İran’ın Arap ve Afrika işlerinden sorumlu Dışişleri Bakan Yardımcısı Hüseyin Emir-Abdullahiyan ise Brahimi ile aynı gün yaptığı ayrı bir görüşmede şöyle dedi: “Suriye’de çözümün anahtarı, silah kaçakçılığını ve dış destekli militan grupların sızmalarını önleyecek sınır güvenliği önlemlerinde yatmaktadır.” Emir-Abdullahiyan, İran’ın Suriye konusundaki yaklaşımını Al-Monitor için geçtiğimiz günlerde yazdığı özel makalede anlatmıştı.
Bu sütun, İran’ın Suriye’de varılacak herhangi bir siyasi çözümde merkezi bir yer aldığını vurgulayagelmiştir. 12 Ocak’ta, Cenevre-2 Konferansı’na 10 gün kala, Esad’ın görevi bırakmasına dönük müzakerelerin gerçekçi bir hedef olmadığını, bu nedenle Cenevre-2’de atacak “yeni nabzın” insani yardım konusunda daha yoğun iş birliği ve terörle mücadele konusunda bölgesel bir stratejinin belirlenmesine odaklanacağı belirtilmişti. Görüşmeler, bu öngörüyü haklı çıkardı.
Bazılarına göre, Esad’a verdiği destek ve Ukrayna’daki tutumu nedeniyle Rusya ile Suriye konusundaki diplomasi de terk edilmeli. Bu görüşü savunanlar, Moskova veya Tahran’ın desteği olmadan ya da doğrudan Suriye hükümetiyle muhatap olunmadan siyasi geçişin nasıl gerçekleşeceğini, insani yardımın nasıl sağlanacağını da açıklayabilmeli.
Suriye’de rejim değişikliğini savunan ahlakçı yaklaşımın gerçek hayattaki sonucu, ne yazık ki Suriye ve bölgeyi daha fazla savaş ve teröre, daha fazla acıya mahkûm ediyor.
Suriye rejiminin dayanma gücü ve son zamanlarda kazandığı askeri zaferler düşünülürse, rejim değişikliğini gerçekçi bir varsayım olarak ele almak bile analitik bir hata içeriyor. Bu husus, eski ve şu an görevde olan ABD yetkilileri tarafından da dile getiriliyor.
ABD’nin eski Suriye büyükelçisi Robert Ford, bu hafta yaptığı açıklamada muhalefete kıyasla “rejimin merkezinde belli bir uyum ve beraberlik olduğunu”, krizin başlarında bu olgunun küçümsenmiş olabileceğini belirtti. Barabara Slavin’in bildirdiği gibi, CIA Başkanı John Brennan da geçtiğimiz günlerde bu hususa işaret etmişti.

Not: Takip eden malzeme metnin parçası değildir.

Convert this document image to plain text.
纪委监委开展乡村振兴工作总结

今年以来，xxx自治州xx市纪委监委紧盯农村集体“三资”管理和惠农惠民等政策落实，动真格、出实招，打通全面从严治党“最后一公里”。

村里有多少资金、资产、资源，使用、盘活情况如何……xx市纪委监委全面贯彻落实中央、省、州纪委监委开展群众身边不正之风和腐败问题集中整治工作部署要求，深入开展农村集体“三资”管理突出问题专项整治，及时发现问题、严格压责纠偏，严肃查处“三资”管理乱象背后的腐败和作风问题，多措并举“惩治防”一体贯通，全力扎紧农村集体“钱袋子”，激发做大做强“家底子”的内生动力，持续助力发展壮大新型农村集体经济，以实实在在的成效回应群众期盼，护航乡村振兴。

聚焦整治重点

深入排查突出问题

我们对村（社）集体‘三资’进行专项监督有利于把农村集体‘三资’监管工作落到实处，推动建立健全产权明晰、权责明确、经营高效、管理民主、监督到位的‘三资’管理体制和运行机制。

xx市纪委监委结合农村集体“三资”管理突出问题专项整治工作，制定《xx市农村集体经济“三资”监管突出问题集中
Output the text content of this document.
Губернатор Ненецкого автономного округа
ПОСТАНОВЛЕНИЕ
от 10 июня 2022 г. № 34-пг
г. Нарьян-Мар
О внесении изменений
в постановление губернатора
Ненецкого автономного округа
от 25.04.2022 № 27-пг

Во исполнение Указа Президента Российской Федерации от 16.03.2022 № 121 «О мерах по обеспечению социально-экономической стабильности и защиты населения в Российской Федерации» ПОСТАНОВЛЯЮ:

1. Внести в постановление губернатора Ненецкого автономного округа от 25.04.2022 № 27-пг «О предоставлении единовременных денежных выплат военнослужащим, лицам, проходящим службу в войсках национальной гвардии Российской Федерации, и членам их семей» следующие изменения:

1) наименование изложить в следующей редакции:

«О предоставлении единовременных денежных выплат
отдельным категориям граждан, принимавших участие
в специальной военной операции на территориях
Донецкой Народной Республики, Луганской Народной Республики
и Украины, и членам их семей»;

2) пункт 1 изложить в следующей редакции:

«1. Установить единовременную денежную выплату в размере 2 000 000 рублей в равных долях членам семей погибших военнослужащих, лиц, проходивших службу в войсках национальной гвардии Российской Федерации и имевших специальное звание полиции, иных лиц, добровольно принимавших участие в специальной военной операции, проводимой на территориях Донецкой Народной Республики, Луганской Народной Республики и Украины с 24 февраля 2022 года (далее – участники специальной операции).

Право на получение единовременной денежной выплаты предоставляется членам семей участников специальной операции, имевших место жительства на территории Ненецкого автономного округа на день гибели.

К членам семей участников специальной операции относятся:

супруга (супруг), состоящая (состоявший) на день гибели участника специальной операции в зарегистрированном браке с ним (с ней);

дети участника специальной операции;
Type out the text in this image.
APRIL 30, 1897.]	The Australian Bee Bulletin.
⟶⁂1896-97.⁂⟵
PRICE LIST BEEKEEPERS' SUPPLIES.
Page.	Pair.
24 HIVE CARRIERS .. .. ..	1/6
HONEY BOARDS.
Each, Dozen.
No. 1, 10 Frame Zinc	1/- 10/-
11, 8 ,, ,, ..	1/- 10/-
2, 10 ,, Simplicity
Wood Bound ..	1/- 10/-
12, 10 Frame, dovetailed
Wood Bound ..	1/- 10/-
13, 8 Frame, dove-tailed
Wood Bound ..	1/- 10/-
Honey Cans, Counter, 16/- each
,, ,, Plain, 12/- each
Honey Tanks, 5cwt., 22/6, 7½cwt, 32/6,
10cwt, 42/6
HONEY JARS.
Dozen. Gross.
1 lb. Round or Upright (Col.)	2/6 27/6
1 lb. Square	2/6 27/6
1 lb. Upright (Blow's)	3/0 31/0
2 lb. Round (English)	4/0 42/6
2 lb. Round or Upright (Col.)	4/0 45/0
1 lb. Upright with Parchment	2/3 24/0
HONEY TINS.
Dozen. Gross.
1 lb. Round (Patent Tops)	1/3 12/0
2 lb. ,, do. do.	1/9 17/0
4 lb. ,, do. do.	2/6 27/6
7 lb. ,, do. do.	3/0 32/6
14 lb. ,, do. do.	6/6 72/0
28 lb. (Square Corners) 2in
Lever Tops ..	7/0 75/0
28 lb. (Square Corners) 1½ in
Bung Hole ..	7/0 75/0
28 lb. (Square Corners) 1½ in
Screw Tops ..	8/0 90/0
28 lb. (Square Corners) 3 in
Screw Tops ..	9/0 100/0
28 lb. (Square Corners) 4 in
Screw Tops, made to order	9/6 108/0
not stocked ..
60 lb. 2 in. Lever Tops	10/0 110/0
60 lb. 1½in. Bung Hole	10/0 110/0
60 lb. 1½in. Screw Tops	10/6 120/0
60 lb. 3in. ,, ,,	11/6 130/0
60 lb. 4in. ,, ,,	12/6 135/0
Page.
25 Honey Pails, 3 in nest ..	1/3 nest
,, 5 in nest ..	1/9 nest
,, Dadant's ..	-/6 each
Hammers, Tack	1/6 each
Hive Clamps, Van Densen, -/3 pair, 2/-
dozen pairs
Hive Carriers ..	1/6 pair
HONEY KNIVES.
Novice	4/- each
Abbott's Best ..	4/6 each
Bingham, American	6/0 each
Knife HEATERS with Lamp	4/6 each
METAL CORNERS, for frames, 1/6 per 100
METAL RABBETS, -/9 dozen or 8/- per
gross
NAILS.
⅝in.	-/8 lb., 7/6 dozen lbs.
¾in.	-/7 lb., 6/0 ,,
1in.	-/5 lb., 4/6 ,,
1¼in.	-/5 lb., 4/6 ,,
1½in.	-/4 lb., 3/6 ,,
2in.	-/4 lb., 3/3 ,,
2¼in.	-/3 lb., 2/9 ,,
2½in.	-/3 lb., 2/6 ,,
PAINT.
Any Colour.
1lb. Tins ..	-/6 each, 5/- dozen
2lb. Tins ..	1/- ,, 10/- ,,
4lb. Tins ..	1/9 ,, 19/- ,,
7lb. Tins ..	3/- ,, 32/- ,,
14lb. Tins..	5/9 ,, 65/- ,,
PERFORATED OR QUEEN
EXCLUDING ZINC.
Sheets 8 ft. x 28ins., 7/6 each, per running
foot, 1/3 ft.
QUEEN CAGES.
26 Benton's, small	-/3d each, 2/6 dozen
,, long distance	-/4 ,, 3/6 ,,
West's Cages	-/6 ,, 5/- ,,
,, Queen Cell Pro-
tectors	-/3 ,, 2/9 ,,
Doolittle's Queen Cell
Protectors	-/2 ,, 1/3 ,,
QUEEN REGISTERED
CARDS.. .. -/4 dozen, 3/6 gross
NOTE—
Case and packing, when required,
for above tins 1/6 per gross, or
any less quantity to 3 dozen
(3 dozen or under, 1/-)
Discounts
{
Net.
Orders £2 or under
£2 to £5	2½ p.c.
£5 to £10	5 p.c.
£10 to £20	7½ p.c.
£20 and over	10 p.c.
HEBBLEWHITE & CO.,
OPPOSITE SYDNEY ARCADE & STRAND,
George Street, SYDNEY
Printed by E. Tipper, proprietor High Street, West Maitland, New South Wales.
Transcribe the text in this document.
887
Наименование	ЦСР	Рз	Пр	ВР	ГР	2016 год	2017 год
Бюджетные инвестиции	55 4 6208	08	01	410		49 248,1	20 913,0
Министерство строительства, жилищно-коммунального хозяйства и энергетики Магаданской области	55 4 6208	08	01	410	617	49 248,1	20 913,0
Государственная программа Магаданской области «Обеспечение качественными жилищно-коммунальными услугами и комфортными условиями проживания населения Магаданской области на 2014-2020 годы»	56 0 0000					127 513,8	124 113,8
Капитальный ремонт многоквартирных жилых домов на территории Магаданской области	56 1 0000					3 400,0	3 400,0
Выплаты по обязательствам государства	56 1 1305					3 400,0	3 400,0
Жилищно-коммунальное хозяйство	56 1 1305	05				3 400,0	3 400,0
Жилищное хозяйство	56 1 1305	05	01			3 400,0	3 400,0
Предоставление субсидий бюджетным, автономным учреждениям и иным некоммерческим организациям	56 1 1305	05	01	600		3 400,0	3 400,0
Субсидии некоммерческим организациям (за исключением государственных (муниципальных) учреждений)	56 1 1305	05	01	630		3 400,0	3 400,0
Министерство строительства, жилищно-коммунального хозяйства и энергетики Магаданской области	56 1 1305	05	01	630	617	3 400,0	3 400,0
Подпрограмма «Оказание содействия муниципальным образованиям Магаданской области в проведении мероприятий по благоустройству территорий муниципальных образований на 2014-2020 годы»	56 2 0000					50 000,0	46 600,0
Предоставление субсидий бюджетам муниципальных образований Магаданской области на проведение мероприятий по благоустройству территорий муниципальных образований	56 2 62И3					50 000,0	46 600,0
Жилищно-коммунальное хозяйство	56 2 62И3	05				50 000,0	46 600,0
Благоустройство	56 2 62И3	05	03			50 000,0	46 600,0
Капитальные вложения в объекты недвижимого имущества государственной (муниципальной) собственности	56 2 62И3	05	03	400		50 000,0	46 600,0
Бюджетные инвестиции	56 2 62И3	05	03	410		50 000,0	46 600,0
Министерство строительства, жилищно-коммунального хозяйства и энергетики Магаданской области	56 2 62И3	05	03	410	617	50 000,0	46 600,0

Ford, ABD’nin muhalefete sınırlı askeri destek vererek Esad rejimini 2012’de devirmiş olabileceği söylemini geçerli bulmuyor. Muhalefetin o günlerde yeterince örgütlü olmadığını belirten Ford’a göre, böyle bir hamle muhtemelen siyasi boşlukla neticelenmiş olurdu.
Ford, ABD’nin İran’ın Suriye’deki asli kaygılarını anlamak için onunla bugüne dek ciddi bir görüşme yapmadığını söyleyerek şöyle devam ediyor: “El Kaide’nin Suriye topraklarının dörtte üçünde kök salması için İran’ın can attığını hiç sanmıyorum. Ama bu, bir anlaşmaya varmak ya da sonuç elde etmek için yeterli mi? İşte bundan o kadar eminim değilim.”
Brahimi'nin İran ziyareti, o gecikmiş görüşmenin nihayet başladığının işareti olabilir.